For anyone who has seen my Facebook/Twitter/Instagram pages lately, you’ll have noticed that I recently went pixie. And for those of you who have known me for a few years, you’ll know just how drastically different my hair is looking now days. I’ve gone from Rapunzel to Peter Pan! It’s taken two years of consideration, gradually cutting my hair shorter with each trip to the salon. I’m fortunate enough that I seem to suit every length from belly button to pixie (though I did deliberately avoid the curt, chin-length bob… I think that would be a no-no).
I don’t think I have ever been as nervous over something as unimportant as a haircut as I was yesterday. I was literally wringing my hands as she lopped off the vast majority of my hair in one swoop, and then my heart started pounding as I realised ‘ok, there’s not really much else she can do with this now – no going back’. It’s funny.
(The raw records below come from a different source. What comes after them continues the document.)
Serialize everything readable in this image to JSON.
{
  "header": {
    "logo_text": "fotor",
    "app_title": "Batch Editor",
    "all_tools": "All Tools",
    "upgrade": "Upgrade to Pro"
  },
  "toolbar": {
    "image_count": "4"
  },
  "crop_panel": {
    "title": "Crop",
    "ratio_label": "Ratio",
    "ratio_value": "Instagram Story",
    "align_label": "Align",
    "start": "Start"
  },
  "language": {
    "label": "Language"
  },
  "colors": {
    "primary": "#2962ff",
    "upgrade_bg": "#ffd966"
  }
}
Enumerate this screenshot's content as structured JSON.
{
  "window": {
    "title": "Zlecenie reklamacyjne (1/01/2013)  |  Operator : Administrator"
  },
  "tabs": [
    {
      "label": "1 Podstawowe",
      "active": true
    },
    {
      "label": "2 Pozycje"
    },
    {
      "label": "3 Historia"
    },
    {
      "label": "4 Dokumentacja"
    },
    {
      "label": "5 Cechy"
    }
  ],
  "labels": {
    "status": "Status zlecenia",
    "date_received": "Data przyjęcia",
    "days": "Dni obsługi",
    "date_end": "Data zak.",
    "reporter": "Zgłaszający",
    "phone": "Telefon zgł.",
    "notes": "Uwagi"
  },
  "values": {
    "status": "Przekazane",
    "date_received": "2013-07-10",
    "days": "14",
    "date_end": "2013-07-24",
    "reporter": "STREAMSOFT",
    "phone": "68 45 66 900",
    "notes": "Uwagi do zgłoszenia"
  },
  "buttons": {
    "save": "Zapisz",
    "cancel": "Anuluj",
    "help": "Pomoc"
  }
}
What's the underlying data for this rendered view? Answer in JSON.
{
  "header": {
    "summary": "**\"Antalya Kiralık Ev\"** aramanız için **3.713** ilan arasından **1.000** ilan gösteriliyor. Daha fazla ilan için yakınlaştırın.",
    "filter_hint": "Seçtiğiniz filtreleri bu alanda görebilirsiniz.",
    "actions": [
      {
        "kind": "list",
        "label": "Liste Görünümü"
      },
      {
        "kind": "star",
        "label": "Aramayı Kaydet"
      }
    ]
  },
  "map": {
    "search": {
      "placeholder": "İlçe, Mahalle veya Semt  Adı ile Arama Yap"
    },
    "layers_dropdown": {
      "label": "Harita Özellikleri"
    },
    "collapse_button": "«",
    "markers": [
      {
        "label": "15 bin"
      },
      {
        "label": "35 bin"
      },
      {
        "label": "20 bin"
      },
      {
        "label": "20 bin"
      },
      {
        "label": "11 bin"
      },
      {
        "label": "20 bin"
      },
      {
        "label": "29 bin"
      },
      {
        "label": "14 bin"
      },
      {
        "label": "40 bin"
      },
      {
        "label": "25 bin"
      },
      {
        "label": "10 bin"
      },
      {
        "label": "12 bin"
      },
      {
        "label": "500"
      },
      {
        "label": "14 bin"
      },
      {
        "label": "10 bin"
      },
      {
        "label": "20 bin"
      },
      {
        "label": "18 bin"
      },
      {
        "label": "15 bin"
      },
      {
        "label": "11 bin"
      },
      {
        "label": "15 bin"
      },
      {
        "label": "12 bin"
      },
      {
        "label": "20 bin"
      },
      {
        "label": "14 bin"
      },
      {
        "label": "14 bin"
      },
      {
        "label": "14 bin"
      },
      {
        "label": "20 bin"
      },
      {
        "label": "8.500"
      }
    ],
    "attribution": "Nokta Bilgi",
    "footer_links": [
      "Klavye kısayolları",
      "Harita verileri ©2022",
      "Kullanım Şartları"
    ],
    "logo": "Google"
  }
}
It’s only hair. I know that. And my hair grows fast enough that I really have nothing to worry about when it comes to bad haircuts – it will have grown to something nicer within a week or two. Three at most. I could wear a hat. Maybe it’s my ‘girls have long hair’ upbringing and past relationships drilled into me. It’s probably something to do with those dreaded wonderings of ‘will I look like a boy?’ and ‘will it make my cheeks look fat?’
There’s definitely a learning curve in styling a pixie crop compared to my old tried-and-tested ‘natural bed head’ look of the old days. I think I spent about forty-five minutes this morning arranging my funny little fringe. Luckily, the dreaded cow-licks of my temples seem to be well and truly snipped into submission *touch wood*. I’ll have to keep a close eye. Also, the nape of my neck feels strange, like my skin is protesting to being so exposed to the elements. Minor things.
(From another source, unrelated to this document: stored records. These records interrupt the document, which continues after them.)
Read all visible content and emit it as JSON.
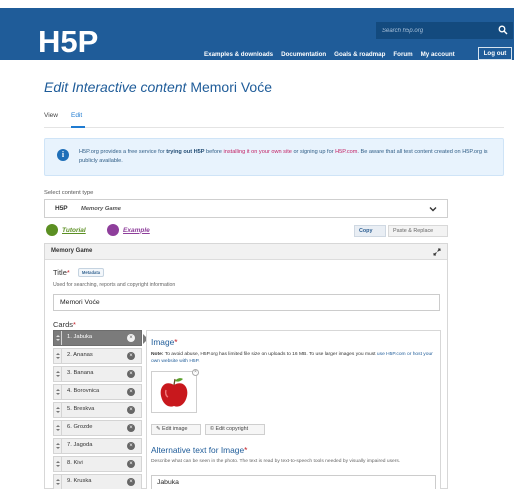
{
  "header": {
    "logo_text": "H5P",
    "search_placeholder": "Search h5p.org",
    "nav": [
      "Examples & downloads",
      "Documentation",
      "Goals & roadmap",
      "Forum",
      "My account"
    ],
    "logout_label": "Log out",
    "brand_color": "#1f5c99"
  },
  "page": {
    "title_prefix": "Edit Interactive content",
    "title_name": "Memori Voće",
    "tabs": [
      "View",
      "Edit"
    ],
    "active_tab": "Edit"
  },
  "notice": {
    "icon": "info-icon",
    "t1": "H5P.org provides a free service for ",
    "b1": "trying out H5P",
    "t2": " before ",
    "l1": "installing it on your own site",
    "t3": " or signing up for ",
    "l2": "H5P.com",
    "t4": ". Be aware that all test content created on H5P.org is publicly available."
  },
  "content_type": {
    "label": "Select content type",
    "logo": "H5P",
    "value": "Memory Game",
    "tutorial": "Tutorial",
    "example": "Example",
    "copy": "Copy",
    "paste": "Paste & Replace"
  },
  "editor": {
    "header": "Memory Game",
    "title_label": "Title",
    "metadata_label": "Metadata",
    "title_desc": "Used for searching, reports and copyright information",
    "title_value": "Memori Voće",
    "cards_label": "Cards",
    "cards": [
      "1. Jabuka",
      "2. Ananas",
      "3. Banana",
      "4. Borovnica",
      "5. Breskva",
      "6. Grozde",
      "7. Jagoda",
      "8. Kivi",
      "9. Kruska"
    ],
    "active_card": 0,
    "image_label": "Image",
    "image_note_b": "Note:",
    "image_note_t": " To avoid abuse, H5P.org has limited file size on uploads to 16 MB. To use larger images you must ",
    "image_note_l": "use H5P.com or host your own website with H5P.",
    "edit_image": "Edit image",
    "edit_copyright": "Edit copyright",
    "alt_label": "Alternative text for Image",
    "alt_desc": "Describe what can be seen in the photo. The text is read by text-to-speech tools needed by visually impaired users.",
    "alt_value": "Jabuka"
  }
}
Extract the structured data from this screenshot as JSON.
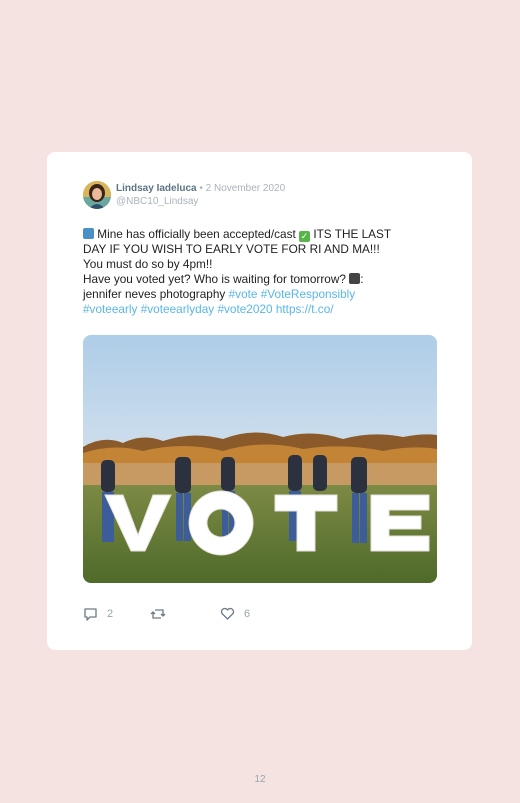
{
  "tweet": {
    "author_name": "Lindsay Iadeluca",
    "separator": "•",
    "date": "2 November 2020",
    "handle": "@NBC10_Lindsay",
    "text_line1": "Mine has officially been accepted/cast",
    "text_line1_tail": "ITS THE LAST",
    "text_line2": "DAY IF YOU WISH TO EARLY VOTE FOR RI AND MA!!!",
    "text_line3": "You must do so by 4pm!!",
    "text_line4": "Have you voted yet? Who is waiting for tomorrow?",
    "text_line4_tail": ":",
    "text_line5": "jennifer neves photography",
    "hashtag_vote": "#vote",
    "hashtag_voteresponsibly": "#VoteResponsibly",
    "hashtag_voteearly": "#voteearly",
    "hashtag_voteearlyday": "#voteearlyday",
    "hashtag_vote2020": "#vote2020",
    "link": "https://t.co/",
    "photo_letters": [
      "V",
      "O",
      "T",
      "E"
    ],
    "replies": "2",
    "likes": "6"
  },
  "icons": {
    "ballot": "ballot-box-icon",
    "check": "check-mark-button-icon",
    "camera": "camera-icon",
    "reply": "reply-icon",
    "retweet": "retweet-icon",
    "like": "heart-icon"
  },
  "colors": {
    "background": "#f5e3e2",
    "card": "#ffffff",
    "link": "#58b7ea",
    "author": "#5b7484",
    "muted": "#a9b4bb"
  },
  "page_number": "12"
}
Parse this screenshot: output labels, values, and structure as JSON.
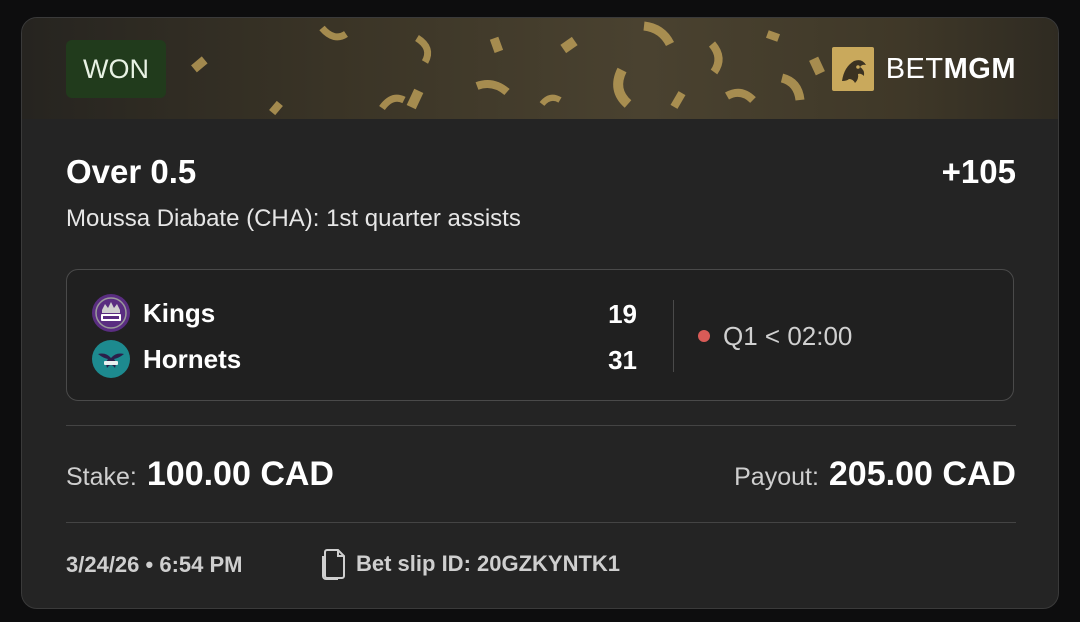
{
  "status_badge": "WON",
  "brand": {
    "name_light": "BET",
    "name_bold": "MGM"
  },
  "bet": {
    "selection": "Over 0.5",
    "odds": "+105",
    "market": "Moussa Diabate (CHA): 1st quarter assists"
  },
  "game": {
    "teams": [
      {
        "name": "Kings",
        "score": "19",
        "logo_color": "#5a2d81"
      },
      {
        "name": "Hornets",
        "score": "31",
        "logo_color": "#1d8a8f"
      }
    ],
    "status": "Q1 < 02:00",
    "live_color": "#d85b57"
  },
  "stake": {
    "label": "Stake:",
    "value": "100.00 CAD"
  },
  "payout": {
    "label": "Payout:",
    "value": "205.00 CAD"
  },
  "footer": {
    "date": "3/24/26 • 6:54 PM",
    "slip_id_text": "Bet slip ID: 20GZKYNTK1"
  },
  "icons": {
    "brand": "lion-logo-icon",
    "kings": "kings-logo-icon",
    "hornets": "hornets-logo-icon",
    "live": "live-dot-icon",
    "slip": "document-icon"
  },
  "colors": {
    "card_bg": "#242424",
    "won_bg": "#213b1c",
    "gold": "#c9a95c"
  }
}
Generally, my confidence has shot up skywards… funny how a haircut can do that. And somehow, I feel much girlier with short hair. I’ve discovered this morning that a pixie looks amazing with cat-flick eyeliner and red lips. I mean, I knew it looked great on other women – more specifically, celebrities, who we all know, are the exception to make fashion and beauty rules – but to think that I can feel great with a head rather lacking in hair with red lips and cat-flick eyeliner? Surprise, surprise. I feel great… until I take off my makeup, at least, and then those ‘do I look like a boy’ thoughts come back slightly. I doubt it, as I generally keep my makeup minimal anyway (today’s red lips clearly being an exception), but you know… I think it’s just something I’ll have to get used to as well.
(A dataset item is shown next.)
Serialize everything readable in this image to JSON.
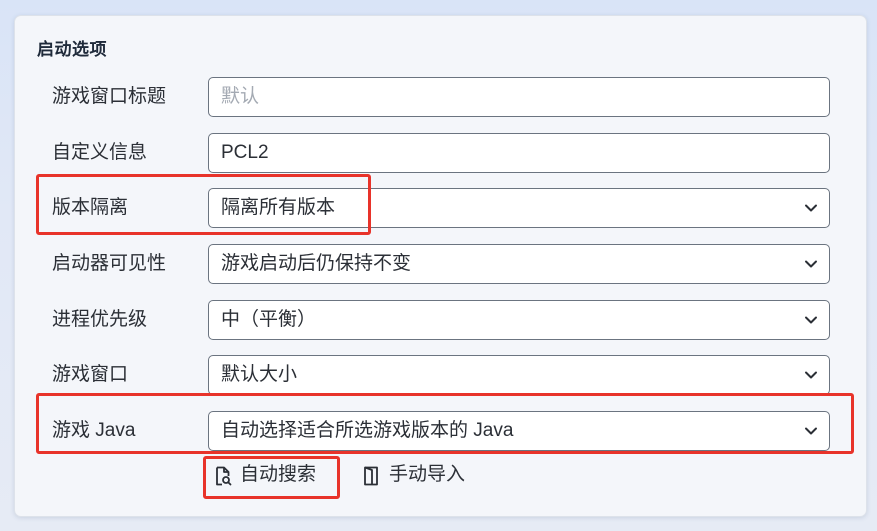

Half-asleep me definitely needs to remember that the bedtime ponytail has gone. I didn’t realise until this morning that I have a habit of running my fingers through my ponytail just as I’m waking up. That was a shock to find it gone. I admit, I screamed a little bit. Half-asleep me has a terribly memory.
Maybe I’ll end up regretting it, once I know just how often I need to nip back for a trim, or once I start travelling for months on end once more and dealing with foreign hair stylists. Always a bit of a challenge. I bet growing it out will be a nightmare (again, the dreaded bob).